Armed with a lean £100,000 budget, the hardline spending watchdog would be ordered to review all public expenditure, identify services to be stopped or outsourced, and review radical tax alternatives – including Deputy Collins’ own ‘Plan G’ blueprint to completely eliminate personal income tax forms.

Political firestorm

Because the strict rules proposed for the committee explicitly forbid its members from sitting on ESS, Deputy Collins chose to walk out on his committee immediately to prove his absolute commitment to the budget-slashing cause.

However, the resignation has already ignited a political firestorm, with Deputy Collins expressing “surprise” that the Bailiff’s office leaked his departure before he even had a chance to notify his ESS colleagues or brief the public on his master plan.

The Deputy also fired a direct warning shot at the P&R, blasting them for banking “aspirational” savings without doing the hard work.

“It’s disappointing to see over the last year the Policy and Resources committee hasn’t done much work on the £20 million in savings, yet banking that in their proposals,” Deputy Collins said. 
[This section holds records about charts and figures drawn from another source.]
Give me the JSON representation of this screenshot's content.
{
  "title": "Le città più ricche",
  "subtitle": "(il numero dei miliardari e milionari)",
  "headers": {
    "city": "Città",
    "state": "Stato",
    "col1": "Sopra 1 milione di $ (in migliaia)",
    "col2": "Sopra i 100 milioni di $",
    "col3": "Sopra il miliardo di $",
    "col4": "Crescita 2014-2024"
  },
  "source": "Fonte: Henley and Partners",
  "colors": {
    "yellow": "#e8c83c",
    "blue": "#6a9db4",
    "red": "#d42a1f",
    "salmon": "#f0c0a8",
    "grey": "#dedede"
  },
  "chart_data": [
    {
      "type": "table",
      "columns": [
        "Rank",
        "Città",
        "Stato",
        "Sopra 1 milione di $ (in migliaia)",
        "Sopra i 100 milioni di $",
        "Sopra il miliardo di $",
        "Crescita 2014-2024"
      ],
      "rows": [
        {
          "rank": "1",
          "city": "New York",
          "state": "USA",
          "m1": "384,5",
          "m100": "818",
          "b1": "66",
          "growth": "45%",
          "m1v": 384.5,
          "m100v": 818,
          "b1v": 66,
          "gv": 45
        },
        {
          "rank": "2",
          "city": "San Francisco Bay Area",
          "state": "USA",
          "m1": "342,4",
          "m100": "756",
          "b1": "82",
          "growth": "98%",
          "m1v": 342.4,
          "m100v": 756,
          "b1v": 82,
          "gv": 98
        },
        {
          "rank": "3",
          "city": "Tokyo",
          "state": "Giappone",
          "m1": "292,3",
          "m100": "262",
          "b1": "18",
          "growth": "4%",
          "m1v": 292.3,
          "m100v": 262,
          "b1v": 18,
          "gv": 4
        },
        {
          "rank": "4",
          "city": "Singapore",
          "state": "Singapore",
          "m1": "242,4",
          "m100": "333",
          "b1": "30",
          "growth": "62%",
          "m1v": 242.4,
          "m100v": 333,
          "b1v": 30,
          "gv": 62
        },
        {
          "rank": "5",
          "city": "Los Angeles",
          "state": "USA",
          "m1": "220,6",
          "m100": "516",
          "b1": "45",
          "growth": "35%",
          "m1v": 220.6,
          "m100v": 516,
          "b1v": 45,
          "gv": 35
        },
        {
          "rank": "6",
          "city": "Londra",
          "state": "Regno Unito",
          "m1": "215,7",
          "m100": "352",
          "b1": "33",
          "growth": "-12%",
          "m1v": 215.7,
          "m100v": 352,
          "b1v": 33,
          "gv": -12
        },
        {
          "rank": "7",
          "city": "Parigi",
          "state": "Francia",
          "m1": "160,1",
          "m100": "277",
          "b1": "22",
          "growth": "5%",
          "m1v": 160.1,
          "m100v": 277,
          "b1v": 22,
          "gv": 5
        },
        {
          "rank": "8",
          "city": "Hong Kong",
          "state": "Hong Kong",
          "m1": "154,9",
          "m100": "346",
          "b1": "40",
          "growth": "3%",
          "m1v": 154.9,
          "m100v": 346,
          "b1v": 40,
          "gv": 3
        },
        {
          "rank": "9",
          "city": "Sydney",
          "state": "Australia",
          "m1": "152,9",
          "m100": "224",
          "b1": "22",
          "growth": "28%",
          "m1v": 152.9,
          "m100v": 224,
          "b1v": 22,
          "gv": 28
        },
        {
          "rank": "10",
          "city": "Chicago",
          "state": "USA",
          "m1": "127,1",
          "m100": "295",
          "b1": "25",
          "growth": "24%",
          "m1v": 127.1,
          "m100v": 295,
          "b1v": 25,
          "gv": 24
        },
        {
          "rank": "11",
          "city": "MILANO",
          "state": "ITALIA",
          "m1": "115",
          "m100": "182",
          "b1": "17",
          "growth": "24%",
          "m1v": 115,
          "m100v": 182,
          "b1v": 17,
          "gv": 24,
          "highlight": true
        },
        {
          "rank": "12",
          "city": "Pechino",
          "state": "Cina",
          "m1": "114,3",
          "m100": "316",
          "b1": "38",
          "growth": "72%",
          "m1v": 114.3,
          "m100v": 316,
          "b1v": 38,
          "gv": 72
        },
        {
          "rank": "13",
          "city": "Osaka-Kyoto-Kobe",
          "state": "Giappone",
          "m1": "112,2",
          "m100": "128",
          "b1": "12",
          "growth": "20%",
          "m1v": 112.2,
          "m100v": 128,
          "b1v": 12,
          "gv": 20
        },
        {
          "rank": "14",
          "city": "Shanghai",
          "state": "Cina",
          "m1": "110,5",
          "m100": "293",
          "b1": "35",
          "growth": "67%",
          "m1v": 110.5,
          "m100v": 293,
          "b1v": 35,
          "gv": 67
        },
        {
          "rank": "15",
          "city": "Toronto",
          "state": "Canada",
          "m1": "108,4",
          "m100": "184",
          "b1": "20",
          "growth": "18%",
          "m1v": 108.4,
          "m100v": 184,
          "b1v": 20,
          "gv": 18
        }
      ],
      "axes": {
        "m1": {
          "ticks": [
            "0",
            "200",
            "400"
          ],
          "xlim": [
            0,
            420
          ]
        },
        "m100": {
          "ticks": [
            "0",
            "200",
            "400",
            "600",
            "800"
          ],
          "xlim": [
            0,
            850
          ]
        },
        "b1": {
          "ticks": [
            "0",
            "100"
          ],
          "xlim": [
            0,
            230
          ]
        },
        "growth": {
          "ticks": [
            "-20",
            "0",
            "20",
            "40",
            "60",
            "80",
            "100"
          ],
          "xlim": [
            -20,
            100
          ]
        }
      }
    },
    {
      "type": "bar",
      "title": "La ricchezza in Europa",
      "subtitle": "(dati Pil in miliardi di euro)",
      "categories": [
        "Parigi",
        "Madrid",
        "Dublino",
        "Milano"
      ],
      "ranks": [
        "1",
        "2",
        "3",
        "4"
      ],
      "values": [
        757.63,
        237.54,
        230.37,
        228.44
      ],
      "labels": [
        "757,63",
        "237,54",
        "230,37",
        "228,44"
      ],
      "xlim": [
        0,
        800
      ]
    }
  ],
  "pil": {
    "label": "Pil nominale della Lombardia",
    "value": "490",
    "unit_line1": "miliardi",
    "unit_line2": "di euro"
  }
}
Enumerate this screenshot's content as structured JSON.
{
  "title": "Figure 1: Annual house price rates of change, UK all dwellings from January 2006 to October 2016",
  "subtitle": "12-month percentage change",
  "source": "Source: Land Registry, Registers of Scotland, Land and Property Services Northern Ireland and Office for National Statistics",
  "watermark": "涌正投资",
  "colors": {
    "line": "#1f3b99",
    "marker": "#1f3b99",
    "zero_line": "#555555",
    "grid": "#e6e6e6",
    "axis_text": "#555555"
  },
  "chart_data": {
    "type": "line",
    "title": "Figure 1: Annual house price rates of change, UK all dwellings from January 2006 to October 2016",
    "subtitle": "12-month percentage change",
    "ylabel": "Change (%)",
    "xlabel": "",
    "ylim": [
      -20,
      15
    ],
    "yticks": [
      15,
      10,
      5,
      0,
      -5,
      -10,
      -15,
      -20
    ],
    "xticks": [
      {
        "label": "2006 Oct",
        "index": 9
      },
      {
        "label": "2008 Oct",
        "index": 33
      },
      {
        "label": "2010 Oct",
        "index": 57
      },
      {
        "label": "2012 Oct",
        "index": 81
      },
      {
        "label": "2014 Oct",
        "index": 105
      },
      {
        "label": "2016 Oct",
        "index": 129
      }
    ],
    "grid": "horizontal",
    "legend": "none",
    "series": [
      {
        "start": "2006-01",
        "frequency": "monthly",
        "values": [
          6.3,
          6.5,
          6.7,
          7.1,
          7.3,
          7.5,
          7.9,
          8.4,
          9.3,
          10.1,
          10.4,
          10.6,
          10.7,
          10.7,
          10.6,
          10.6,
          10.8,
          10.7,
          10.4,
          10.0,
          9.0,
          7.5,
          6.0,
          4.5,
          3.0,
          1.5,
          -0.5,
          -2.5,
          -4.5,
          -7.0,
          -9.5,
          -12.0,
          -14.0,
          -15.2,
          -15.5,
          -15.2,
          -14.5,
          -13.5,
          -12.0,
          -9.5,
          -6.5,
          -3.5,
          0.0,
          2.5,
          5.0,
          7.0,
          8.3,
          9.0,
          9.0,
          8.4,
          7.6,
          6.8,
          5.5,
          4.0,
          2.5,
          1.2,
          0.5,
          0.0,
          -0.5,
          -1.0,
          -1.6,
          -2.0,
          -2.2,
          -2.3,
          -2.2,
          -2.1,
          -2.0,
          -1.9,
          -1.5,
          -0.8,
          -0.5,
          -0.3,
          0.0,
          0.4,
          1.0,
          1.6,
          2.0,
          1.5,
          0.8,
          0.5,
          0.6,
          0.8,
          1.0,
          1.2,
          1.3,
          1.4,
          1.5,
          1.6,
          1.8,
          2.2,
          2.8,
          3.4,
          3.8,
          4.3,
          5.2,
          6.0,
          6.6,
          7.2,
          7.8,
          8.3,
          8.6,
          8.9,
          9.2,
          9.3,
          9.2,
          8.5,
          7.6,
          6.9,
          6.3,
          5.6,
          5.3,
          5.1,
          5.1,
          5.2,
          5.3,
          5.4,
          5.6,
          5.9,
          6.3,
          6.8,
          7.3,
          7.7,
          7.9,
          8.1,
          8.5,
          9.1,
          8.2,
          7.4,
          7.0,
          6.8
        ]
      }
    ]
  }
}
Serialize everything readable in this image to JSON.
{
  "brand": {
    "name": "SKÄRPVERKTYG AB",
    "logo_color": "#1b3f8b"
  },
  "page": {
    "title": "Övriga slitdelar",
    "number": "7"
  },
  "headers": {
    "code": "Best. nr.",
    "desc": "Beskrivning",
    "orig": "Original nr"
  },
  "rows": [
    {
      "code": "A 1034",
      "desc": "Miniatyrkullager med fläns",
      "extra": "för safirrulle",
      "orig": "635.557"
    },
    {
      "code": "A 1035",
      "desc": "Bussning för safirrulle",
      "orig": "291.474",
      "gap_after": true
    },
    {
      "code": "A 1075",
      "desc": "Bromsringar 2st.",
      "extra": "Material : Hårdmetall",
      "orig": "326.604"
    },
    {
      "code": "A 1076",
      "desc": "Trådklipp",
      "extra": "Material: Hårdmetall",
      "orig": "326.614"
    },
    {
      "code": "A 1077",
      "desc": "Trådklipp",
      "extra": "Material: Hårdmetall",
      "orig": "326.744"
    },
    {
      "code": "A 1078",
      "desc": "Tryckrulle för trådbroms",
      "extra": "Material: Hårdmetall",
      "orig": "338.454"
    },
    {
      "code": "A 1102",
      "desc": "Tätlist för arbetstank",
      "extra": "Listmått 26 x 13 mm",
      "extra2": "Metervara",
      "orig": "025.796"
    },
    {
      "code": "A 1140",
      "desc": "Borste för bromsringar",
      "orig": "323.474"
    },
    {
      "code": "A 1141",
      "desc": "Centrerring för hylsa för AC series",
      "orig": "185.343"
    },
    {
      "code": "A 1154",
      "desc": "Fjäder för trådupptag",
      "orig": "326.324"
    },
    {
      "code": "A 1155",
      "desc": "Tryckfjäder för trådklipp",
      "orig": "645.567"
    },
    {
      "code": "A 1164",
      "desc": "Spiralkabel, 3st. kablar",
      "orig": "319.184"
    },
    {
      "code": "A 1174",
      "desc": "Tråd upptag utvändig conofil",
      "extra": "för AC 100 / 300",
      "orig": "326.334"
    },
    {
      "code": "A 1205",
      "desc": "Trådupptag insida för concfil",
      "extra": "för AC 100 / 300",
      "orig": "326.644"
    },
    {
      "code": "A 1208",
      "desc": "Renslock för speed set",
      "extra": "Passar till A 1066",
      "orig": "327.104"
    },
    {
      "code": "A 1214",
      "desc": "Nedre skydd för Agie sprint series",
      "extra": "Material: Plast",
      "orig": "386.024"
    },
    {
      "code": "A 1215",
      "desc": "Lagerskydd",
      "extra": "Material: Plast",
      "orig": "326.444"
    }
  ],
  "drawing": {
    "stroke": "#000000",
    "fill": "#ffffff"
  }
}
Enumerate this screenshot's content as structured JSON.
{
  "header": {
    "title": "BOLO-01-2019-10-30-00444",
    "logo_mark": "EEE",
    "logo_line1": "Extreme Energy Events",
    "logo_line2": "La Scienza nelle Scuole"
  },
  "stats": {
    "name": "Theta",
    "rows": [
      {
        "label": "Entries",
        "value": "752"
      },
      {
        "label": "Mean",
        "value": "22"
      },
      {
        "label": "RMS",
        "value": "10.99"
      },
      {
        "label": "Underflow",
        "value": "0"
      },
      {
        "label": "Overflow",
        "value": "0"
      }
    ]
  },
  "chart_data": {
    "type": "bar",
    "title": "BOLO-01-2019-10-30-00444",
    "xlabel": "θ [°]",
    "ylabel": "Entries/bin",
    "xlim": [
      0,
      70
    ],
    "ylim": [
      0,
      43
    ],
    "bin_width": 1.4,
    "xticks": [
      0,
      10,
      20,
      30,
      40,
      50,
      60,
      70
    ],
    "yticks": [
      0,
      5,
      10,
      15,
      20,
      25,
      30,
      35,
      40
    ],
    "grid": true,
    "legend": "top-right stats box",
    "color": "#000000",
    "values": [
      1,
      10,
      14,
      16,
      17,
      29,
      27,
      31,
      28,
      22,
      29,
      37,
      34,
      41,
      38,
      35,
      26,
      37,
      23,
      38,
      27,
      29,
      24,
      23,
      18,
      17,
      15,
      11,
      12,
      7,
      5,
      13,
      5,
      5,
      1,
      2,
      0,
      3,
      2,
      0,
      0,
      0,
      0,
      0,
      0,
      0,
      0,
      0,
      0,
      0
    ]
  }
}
“If we have no handle on the States expenditure, taxing more is the wrong answer to the wrong question.”

Bureaucrat-free meeting

The move follows a private “meeting of minds” on June 26th where 32 Deputies met away from the civil service to confront the “elephant in the room” – that the States is in danger of trying to do too much as costs spiral.

Under Deputy Collins’ radical ‘Plan G’ alternative, the island would completely discontinue personal tax forms and individual coding notices to wipe out the current 20,000-form backlog and save tens of millions in administration.

The plan would instead implement a universal £400 tax-free weekly allowance, merge income tax and social security into a single employment tax, charge a flat £500 quarterly fee on landlords, and double Tax on Real Property (TRP) over five years to make high-net-worth individuals and large businesses foot the bill.

The amendment faces a critical test in the assembly, with Deputy Collins promising that his spending committee could deliver a fully overhauled, fiscally sustainable model by January 2029.